Mettere in comunicazione la domanda e l’offerta di lavoro: è questo il mantra più volte richiamato anche dalle recenti misure di sostegno all’occupabilità, una fra tutte il Reddito di Cittadinanza.

Quattro milioni di precari
A dispetto, però, di queste dichiarazioni di intenti, nel nostro Paese sono quasi quattro milioni i precari e i sottopagati e un milione e duecentomila le situazioni di skill shortage, cioè posti di lavoro permanentemente scoperti perché le imprese non trovano persone adatte per ricoprirli.

Le politiche attive da più parti auspicate dovrebbero innestarsi sul terreno della coscienza delle mutate esigenze che non solo l’ultima crisi sanitaria ma anche la crescente flessibilità dei modelli organizzativi del lavoro hanno messo in luce.

La gig economy ha trovato un nervo scoperto proprio nella deregulation, che ha lasciato uno spazio inedito alla posizione di dominanza dei datori di lavoro.

L’algoritmo delle piattaforme digitali smista turni e consegne, somministrando lavoro a colpi di cottimo, rating e ranking. Più velocità e pochi errori si traducono in turni più comodi o in cui si guadagna di più, non abbiamo bisogno di asserire retoricamente il contrario per immaginare cosa invece accade a chi dovesse avere un incidente di percorso. Dietro l’enfasi della flessibilità, dell’autoimprenditoria, della volontà individuale si annidano oggettivamente precarietà e povertà.

Il D.L. 101/2019 e una recente sentenza della Cassazione hanno introdotto livelli minimi di tutela in tema di licenziamento e trattamenti retributivi per gli occupati in questi settori.
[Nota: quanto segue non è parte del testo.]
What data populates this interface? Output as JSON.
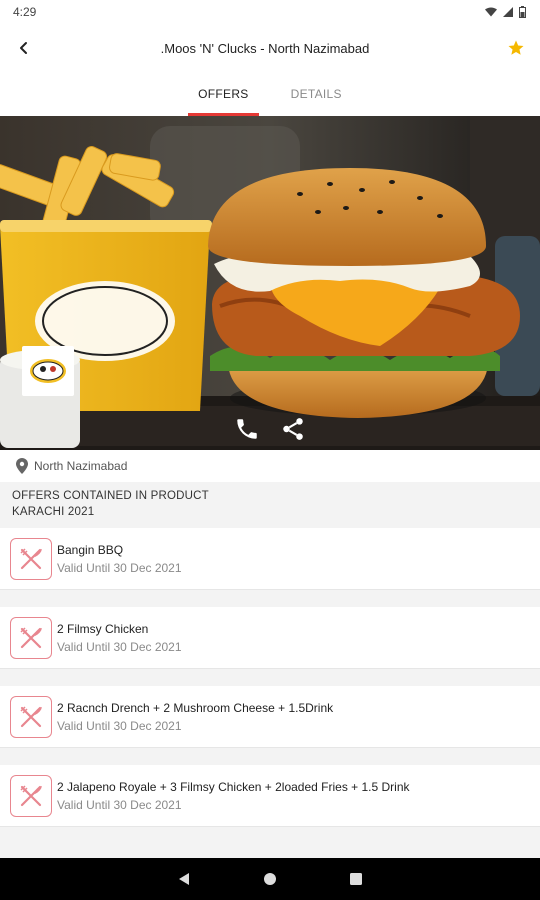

Pur lodevoli, queste risoluzioni non sono che le puntate precedenti di un adeguamento auspicabilmente più organico del contesto normativo alle sfide odierne, anche considerato che le forme contrattuali attualmente in uso appaiono molto vulnerabili agli shock economici.
Per rispondere alla crisi del mercato del lavoro, interessante è la chiave di volta che individua la Commissione Europea, che mette in una fruttuosa correlazione i mutamenti demografici degli Stati dell’Unione con i punti nevralgici delle prossime politiche di settore.

Partendo dall’assunto che la popolazione europea avrà un’età media sempre più avanzata e che il numero di cittadini in età da lavoro tenderà a diminuire – avendo raggiunto il suo picco massimo proprio nel 2020 – le situazioni di skill shortage richiamate sopra potranno notevolmente ridursi solo se il mercato sarà in grado di farsi accogliente verso fasce di popolazione solitamente escluse, a titolo non esaustivo donne e individui provenienti da paesi extraeuropei.

Nuove figure professionali
Uno studio del McKinsey Global Institute, intitolato Il futuro del lavoro in Europa, afferma che il combinato disposto dell’automazione e del congelamento dell’economia dovuto al Covid-19 brucerà alcuni posti di lavoro e contemporaneamente accelererà il processo di creazione di nuove figure professionali.

Ambiziose e pragmatiche politiche industriali, dell’istruzione e del lavoro devono trovarci sin da ora pronti a sfruttare le potenzialità di sviluppo legate alla riqualificazione di alcune professioni, al migliore settaggio dei percorsi formativi e all’inclusione di fasce della popolazione ancora ai margini, solo così saremo nella condizione di ovviare al cortocircuito tra gli opposti estremi della disoccupazione e degli ammortizzatori sociali perpetui e, nel mezzo, recupereremo una tensione evolutiva.